Agencies may recall the Attribute-Based Evaluation done by the ARL several years ago, using internal funds, on commercially available less-lethal munitions. Retired U.S. Marine Corps Col. Andy Mazzara says the evaluation was well-received by law enforcement.
"Much of our work with the military on less-lethal technologies has a 'dual-use' aspect that often benefits law enforcement," says Mazzara, who is the director for both the Institute for Non-Lethal Defense Technologies and for the Weapons and Protective Systems COE.
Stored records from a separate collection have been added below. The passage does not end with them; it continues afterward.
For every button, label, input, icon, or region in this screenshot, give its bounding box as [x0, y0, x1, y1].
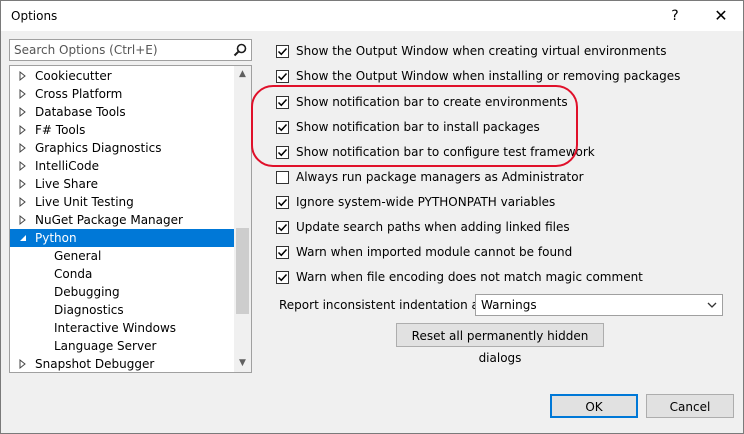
tree-item[interactable]: Debugging [10, 283, 234, 301]
tree-item-label: Diagnostics [54, 303, 124, 317]
tree-item-label: Cookiecutter [35, 69, 112, 83]
tree-item[interactable]: Conda [10, 265, 234, 283]
tree-item-label: F# Tools [35, 123, 86, 137]
tree-item-label: Graphics Diagnostics [35, 141, 162, 155]
tree-item-label: Interactive Windows [54, 321, 177, 335]
search-box[interactable] [9, 39, 252, 61]
tree-item-label: Debugging [54, 285, 120, 299]
indentation-dropdown[interactable]: Warnings [475, 294, 723, 316]
checkmark-icon [277, 273, 288, 282]
notification-options-highlight [251, 85, 578, 167]
tree-item[interactable]: Snapshot Debugger [10, 355, 234, 373]
tree-item[interactable]: General [10, 247, 234, 265]
scroll-up-icon[interactable]: ▲ [234, 66, 251, 83]
indentation-label: Report inconsistent indentation as [279, 298, 486, 312]
cancel-button[interactable]: Cancel [646, 394, 734, 418]
tree-item[interactable]: IntelliCode [10, 157, 234, 175]
collapsed-arrow-icon[interactable] [17, 193, 29, 211]
options-tree[interactable]: Snapshot Debugger Language Server Interact… [9, 65, 252, 373]
close-button[interactable]: ✕ [699, 1, 743, 31]
tree-item[interactable]: Live Unit Testing [10, 193, 234, 211]
tree-item-label: Live Share [35, 177, 98, 191]
tree-item-label: NuGet Package Manager [35, 213, 183, 227]
tree-item-label: Conda [54, 267, 93, 281]
help-button[interactable]: ? [653, 1, 697, 31]
option-label: Warn when imported module cannot be foun… [296, 245, 573, 259]
tree-item-label: Database Tools [35, 105, 126, 119]
option-label: Warn when file encoding does not match m… [296, 270, 643, 284]
option-label: Show the Output Window when installing o… [296, 69, 681, 83]
tree-item-label: IntelliCode [35, 159, 99, 173]
collapsed-arrow-icon[interactable] [17, 67, 29, 85]
tree-item[interactable]: Graphics Diagnostics [10, 139, 234, 157]
search-input[interactable] [10, 40, 225, 60]
tree-item[interactable]: Database Tools [10, 103, 234, 121]
tree-item[interactable]: Interactive Windows [10, 319, 234, 337]
tree-item[interactable]: Live Share [10, 175, 234, 193]
option-checkbox[interactable] [276, 171, 289, 184]
collapsed-arrow-icon[interactable] [17, 121, 29, 139]
collapsed-arrow-icon[interactable] [17, 85, 29, 103]
option-label: Update search paths when adding linked f… [296, 220, 570, 234]
option-checkbox[interactable] [276, 246, 289, 259]
collapsed-arrow-icon[interactable] [17, 211, 29, 229]
reset-hidden-dialogs-button[interactable]: Reset all permanently hidden dialogs [396, 323, 604, 365]
tree-item[interactable]: Cross Platform [10, 85, 234, 103]
tree-item-label: Cross Platform [35, 87, 123, 101]
option-checkbox[interactable] [276, 70, 289, 83]
expanded-arrow-icon[interactable] [17, 229, 29, 247]
option-checkbox[interactable] [276, 45, 289, 58]
scroll-down-icon[interactable]: ▼ [234, 355, 251, 372]
tree-scrollbar[interactable]: ▲ ▼ [234, 66, 251, 372]
options-dialog: Options ? ✕ Snapshot Debugger Language Se… [0, 0, 744, 434]
option-label: Ignore system-wide PYTHONPATH variables [296, 195, 556, 209]
option-checkbox[interactable] [276, 271, 289, 284]
collapsed-arrow-icon[interactable] [17, 157, 29, 175]
checkmark-icon [277, 223, 288, 232]
ok-button[interactable]: OK [550, 394, 638, 418]
indentation-value: Warnings [481, 298, 537, 312]
collapsed-arrow-icon[interactable] [17, 139, 29, 157]
scroll-thumb[interactable] [236, 228, 249, 314]
window-title: Options [11, 9, 58, 23]
checkmark-icon [277, 198, 288, 207]
chevron-down-icon [707, 302, 717, 308]
tree-item[interactable]: Diagnostics [10, 301, 234, 319]
option-label: Always run package managers as Administr… [296, 170, 584, 184]
tree-item-label: Language Server [54, 339, 157, 353]
tree-item[interactable]: Cookiecutter [10, 67, 234, 85]
collapsed-arrow-icon[interactable] [17, 175, 29, 193]
checkmark-icon [277, 248, 288, 257]
tree-item[interactable]: Language Server [10, 337, 234, 355]
tree-item[interactable]: F# Tools [10, 121, 234, 139]
tree-item-label: Snapshot Debugger [35, 357, 155, 371]
tree-item-label: General [54, 249, 102, 263]
tree-item[interactable]: Python [10, 229, 234, 247]
checkmark-icon [277, 47, 288, 56]
option-checkbox[interactable] [276, 221, 289, 234]
tree-item-label: Python [35, 231, 77, 245]
collapsed-arrow-icon[interactable] [17, 355, 29, 373]
tree-item[interactable]: NuGet Package Manager [10, 211, 234, 229]
tree-item-label: Live Unit Testing [35, 195, 134, 209]
title-bar: Options ? ✕ [1, 1, 743, 31]
option-label: Show the Output Window when creating vir… [296, 44, 667, 58]
checkmark-icon [277, 72, 288, 81]
option-checkbox[interactable] [276, 196, 289, 209]
search-icon[interactable] [232, 42, 248, 58]
collapsed-arrow-icon[interactable] [17, 103, 29, 121]
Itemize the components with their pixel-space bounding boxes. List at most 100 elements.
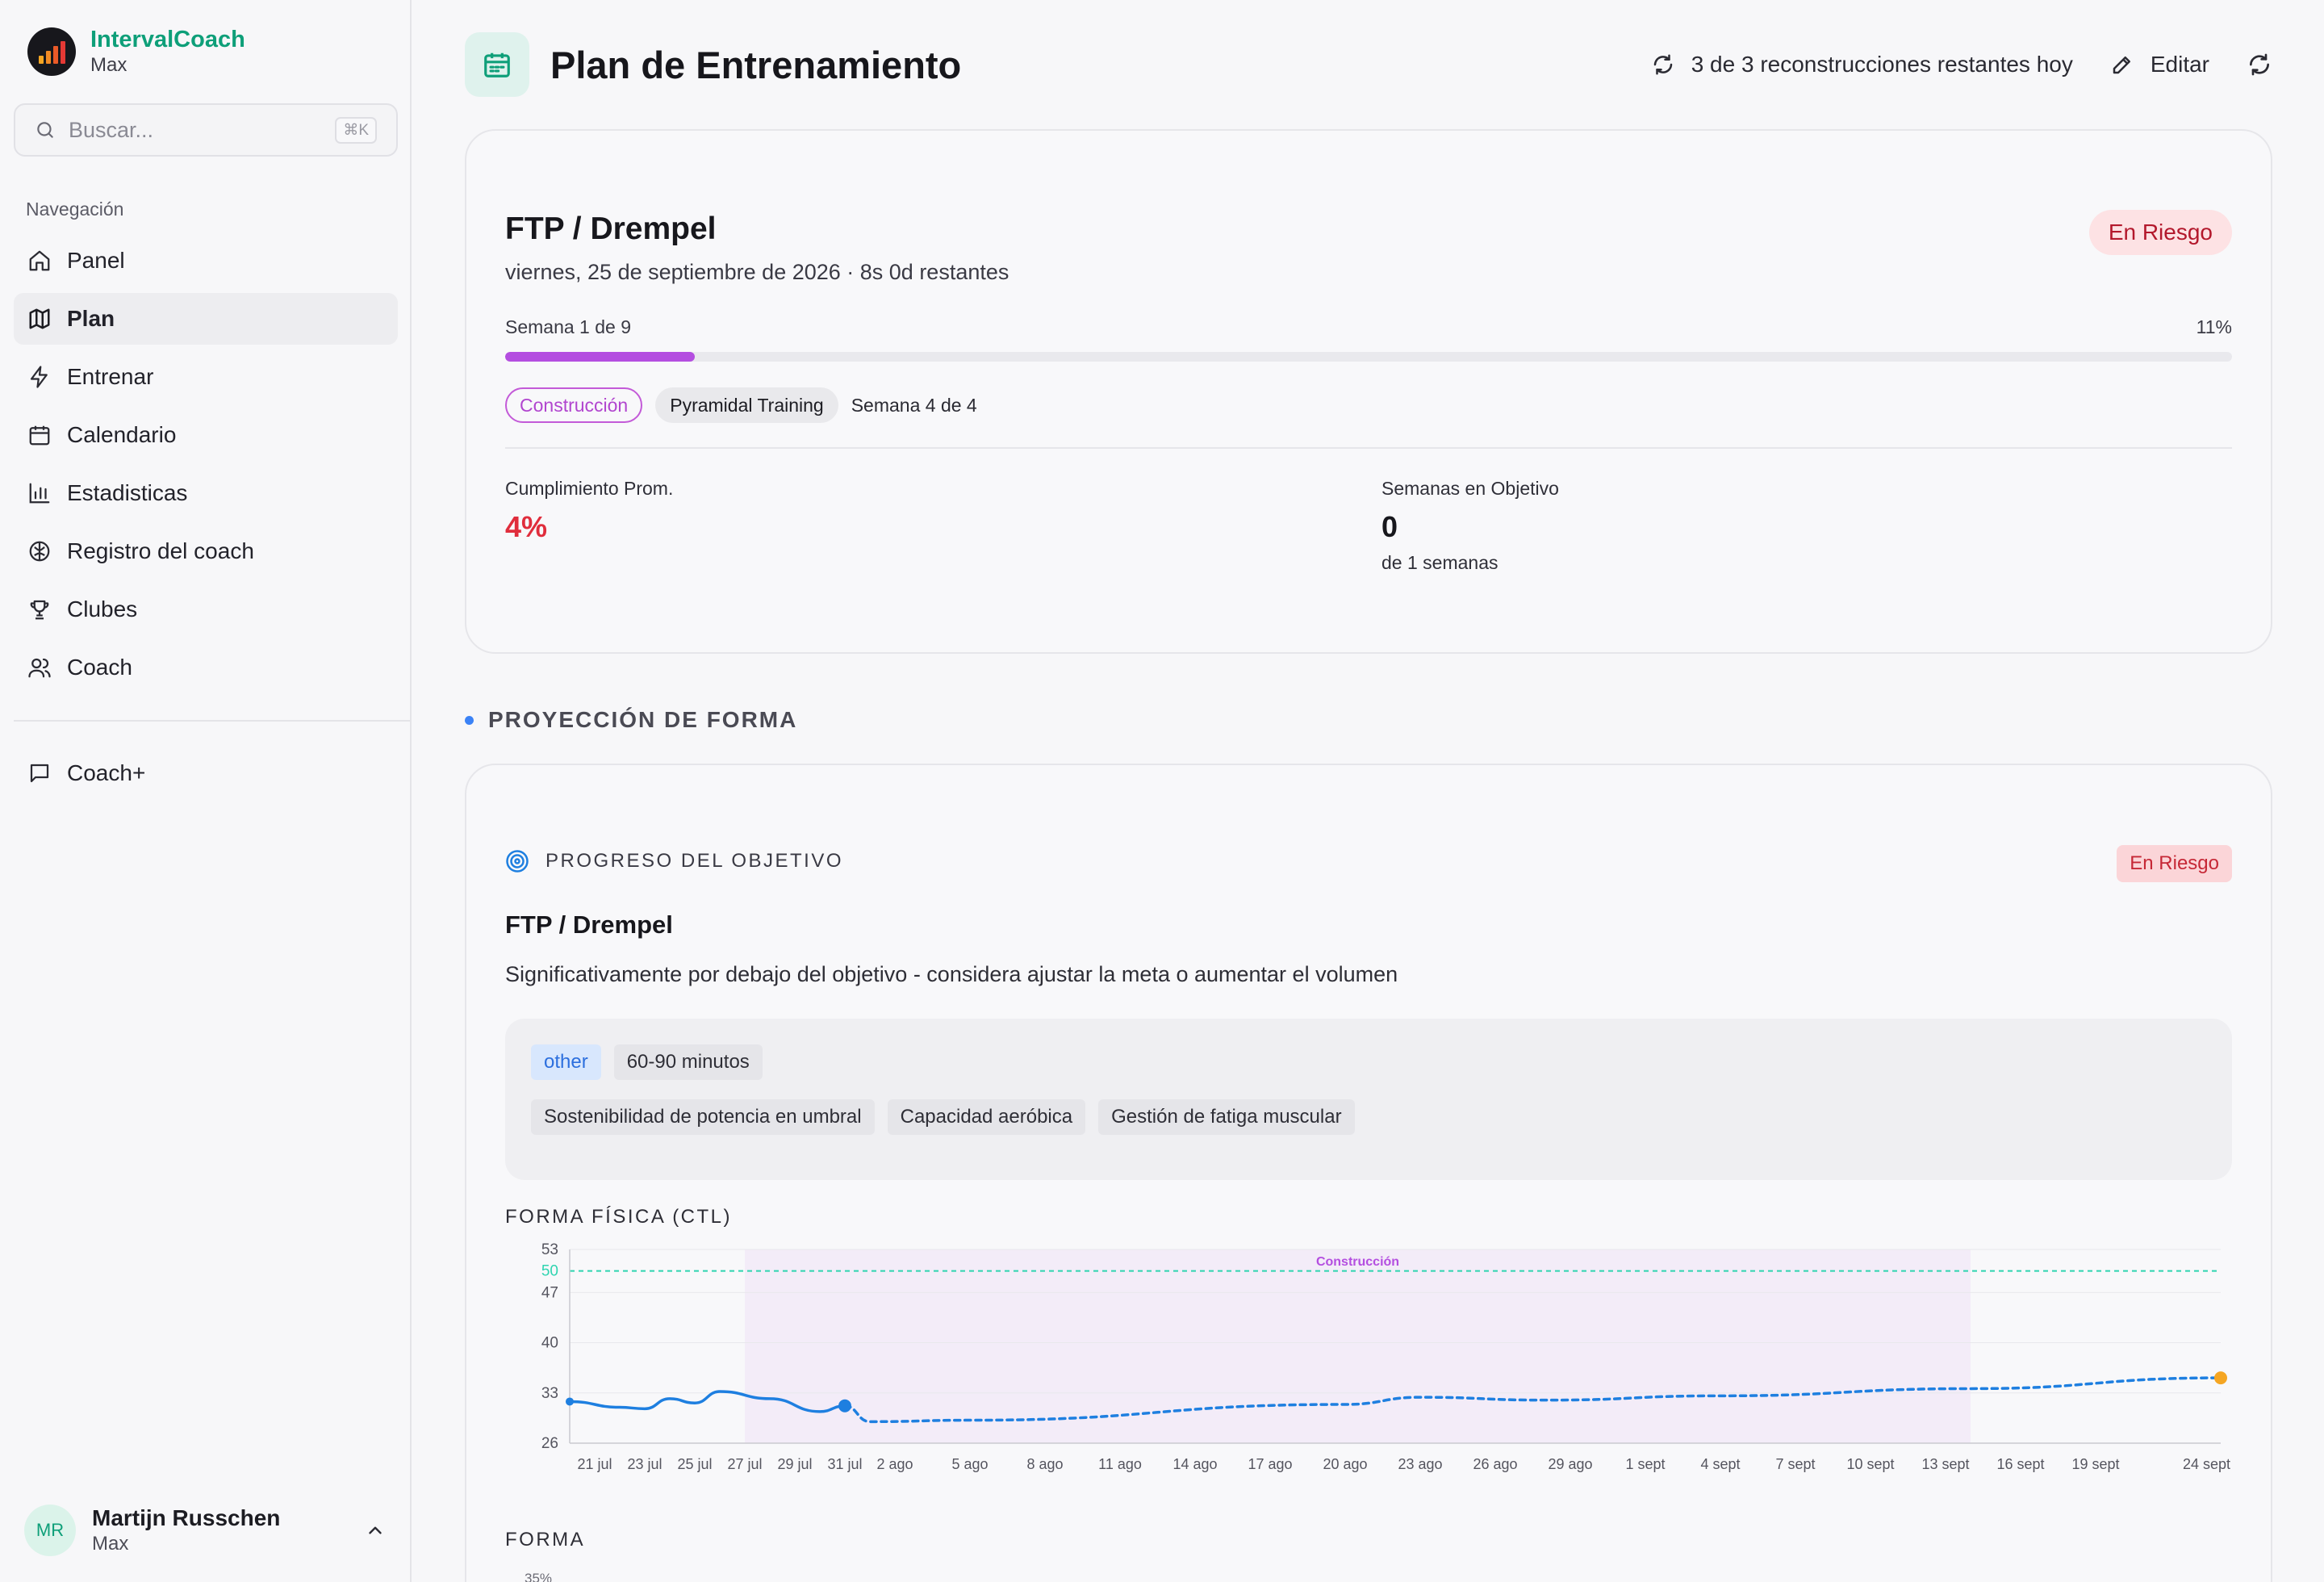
x-tick-label: 4 sept: [1700, 1456, 1740, 1472]
y-tick-label: 53: [541, 1241, 558, 1258]
x-tick-label: 24 sept: [2183, 1456, 2230, 1472]
week-label: Semana 1 de 9: [505, 316, 632, 337]
nav-item-label: Coach+: [67, 760, 146, 785]
page-title: Plan de Entrenamiento: [550, 43, 962, 86]
map-icon: [27, 306, 52, 332]
x-tick-label: 25 jul: [677, 1456, 712, 1472]
x-tick-label: 2 ago: [876, 1456, 913, 1472]
stat-label: Cumplimiento Prom.: [505, 478, 674, 499]
forma-chart-title: FORMA: [505, 1529, 586, 1551]
x-tick-label: 17 ago: [1248, 1456, 1292, 1472]
tag-type: other: [531, 1044, 601, 1080]
chat-icon: [27, 760, 52, 786]
nav-title: Navegación: [26, 199, 124, 220]
calendar-icon: [27, 422, 52, 448]
x-tick-label: 11 ago: [1098, 1456, 1142, 1472]
nav-item-calendario[interactable]: Calendario: [14, 409, 398, 461]
current-point: [838, 1399, 851, 1412]
progress-percent: 11%: [2196, 316, 2232, 337]
section-header: PROYECCIÓN DE FORMA: [465, 707, 797, 733]
page-header: Plan de Entrenamiento 3 de 3 reconstrucc…: [465, 32, 2272, 97]
refresh-icon: [1653, 54, 1672, 75]
rebuild-counter[interactable]: 3 de 3 reconstrucciones restantes hoy: [1651, 52, 2073, 77]
bar-chart-icon: [27, 480, 52, 506]
x-tick-label: 5 ago: [951, 1456, 988, 1472]
x-tick-label: 31 jul: [827, 1456, 862, 1472]
goal-card: FTP / Drempel viernes, 25 de septiembre …: [465, 129, 2272, 654]
projected-end-point: [2214, 1371, 2227, 1385]
progress-fill: [505, 352, 696, 362]
stat-value: 4%: [505, 510, 548, 543]
tag-focus: Sostenibilidad de potencia en umbral: [531, 1099, 875, 1135]
nav-item-estadisticas[interactable]: Estadisticas: [14, 467, 398, 519]
user-subtitle: Max: [92, 1533, 129, 1555]
search-input[interactable]: [69, 117, 311, 143]
y-tick-label: 40: [541, 1335, 558, 1352]
x-tick-label: 8 ago: [1026, 1456, 1063, 1472]
refresh-icon: [2250, 53, 2269, 76]
tag-focus: Gestión de fatiga muscular: [1098, 1099, 1355, 1135]
nav-item-label: Entrenar: [67, 364, 154, 389]
x-tick-label: 1 sept: [1625, 1456, 1665, 1472]
tag-box: other 60-90 minutos Sostenibilidad de po…: [505, 1019, 2232, 1180]
chevron-up-icon[interactable]: [365, 1520, 386, 1541]
app-subtitle: Max: [90, 54, 127, 76]
target-icon: [506, 850, 529, 873]
nav-list: Panel Plan Entrenar Calendario Estadisti…: [14, 235, 398, 700]
phase-band-label: Construcción: [1316, 1255, 1399, 1269]
sidebar: IntervalCoach Max ⌘K Navegación Panel Pl…: [0, 0, 412, 1582]
goal-date: viernes, 25 de septiembre de 2026 · 8s 0…: [505, 260, 1009, 284]
nav-item-label: Estadisticas: [67, 480, 188, 505]
section-title: PROYECCIÓN DE FORMA: [488, 707, 798, 732]
forma-tick-label: 35%: [525, 1571, 553, 1582]
stat-sub: de 1 semanas: [1381, 552, 1498, 573]
users-icon: [27, 655, 52, 680]
tag-focus: Capacidad aeróbica: [887, 1099, 1086, 1135]
nav-item-clubes[interactable]: Clubes: [14, 584, 398, 635]
nav-item-coach[interactable]: Coach: [14, 642, 398, 693]
main-content: Plan de Entrenamiento 3 de 3 reconstrucc…: [413, 0, 2324, 1582]
divider: [505, 447, 2232, 449]
x-tick-label: 23 jul: [627, 1456, 662, 1472]
edit-label: Editar: [2150, 52, 2209, 77]
section-dot: [465, 715, 474, 725]
user-name: Martijn Russchen: [92, 1505, 281, 1530]
rebuild-text: 3 de 3 reconstrucciones restantes hoy: [1691, 52, 2073, 77]
ctl-chart-svg: Construcción 26 33 40 47 53 50 21 jul 23 jul 25 j…: [541, 1241, 2230, 1472]
rebuild-button[interactable]: [2247, 52, 2272, 77]
x-tick-label: 27 jul: [727, 1456, 762, 1472]
y-tick-label: 33: [541, 1385, 558, 1402]
objective-header: PROGRESO DEL OBJETIVO: [505, 849, 843, 873]
goal-title: FTP / Drempel: [505, 211, 717, 246]
phase-band: [745, 1249, 1971, 1443]
user-menu[interactable]: MR Martijn Russchen Max: [24, 1502, 389, 1559]
block-week: Semana 4 de 4: [851, 394, 977, 416]
compliance-stat: Cumplimiento Prom. 4%: [505, 476, 673, 549]
target-label: 50: [541, 1263, 558, 1280]
nav-item-entrenar[interactable]: Entrenar: [14, 351, 398, 403]
brand[interactable]: IntervalCoach Max: [27, 26, 245, 77]
x-tick-label: 10 sept: [1846, 1456, 1894, 1472]
nav-item-label: Panel: [67, 248, 125, 273]
pencil-icon: [2113, 56, 2130, 74]
nav-item-panel[interactable]: Panel: [14, 235, 398, 287]
home-icon: [27, 248, 52, 274]
objective-description: Significativamente por debajo del objeti…: [505, 962, 1398, 986]
progress-bar: [505, 352, 2232, 362]
logo-icon: [27, 27, 76, 76]
nav-item-label: Registro del coach: [67, 538, 254, 563]
edit-button[interactable]: Editar: [2110, 52, 2209, 77]
ctl-chart: Construcción 26 33 40 47 53 50 21 jul 23 jul 25 j…: [505, 1241, 2232, 1472]
x-tick-label: 13 sept: [1921, 1456, 1969, 1472]
nav-item-registro[interactable]: Registro del coach: [14, 525, 398, 577]
tag-duration: 60-90 minutos: [613, 1044, 763, 1080]
nav-item-coach-plus[interactable]: Coach+: [14, 747, 398, 799]
x-tick-label: 16 sept: [1996, 1456, 2044, 1472]
nav-item-plan[interactable]: Plan: [14, 293, 398, 345]
nav-secondary: Coach+: [14, 747, 398, 806]
search-icon: [37, 122, 53, 138]
x-tick-label: 19 sept: [2071, 1456, 2119, 1472]
weeks-on-target-stat: Semanas en Objetivo 0 de 1 semanas: [1381, 476, 1559, 575]
series-start-point: [566, 1397, 574, 1406]
search-box[interactable]: ⌘K: [14, 103, 398, 157]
Having been chosen to operate a COE means the ARL will further build its reputation domestically and internationally. Mazzara points out the ARL's Institute for Non-Lethal Defense Technologies is unique within academic and research communities worldwide for its depth and breadth of knowledge and experience in working with less-lethal munitions, devices and technologies.
The Weapons and Protective Systems center supplies law enforcement and corrections a "reachback" capability through the NIJ, which allows them to get issues investigated and resolved, questions answered and independent assessments completed. The center looks specifically at new and emerging technologies in the areas of school safety, pursuit management, less-lethal technologies, corrections, personal protective equipment and bomb remediation.Forensics
The National Forensic Science Technology Center (NFSTC) in Largo, Florida, received $6 million for the Forensic COE that will support numerous OJP research and development initiatives relating to forensic science and technology. The center will host and continue to populate the National Clearinghouse for Science, Technology, and the Law online resource, and host and manage the National Y-STR Database. This center is also hosting and supporting the general forensics and DNA forensics technology working groups, executing the grant progress assessments and DNA quality assurance audit programs.
Prior to establishing the centers of excellence, there was only ad hoc forensic support within the NLECTC system, says NFSTC Executive Director Kevin Lothridge. Since its establishment in 1995, it has been a service organization dedicated to the support of operational forensic services providers as well as the law enforcement community. Specifically, the center has assisted law enforcement with missing persons, cold cases, latent fingerprints, Field Investigation Drug Officer programs and more.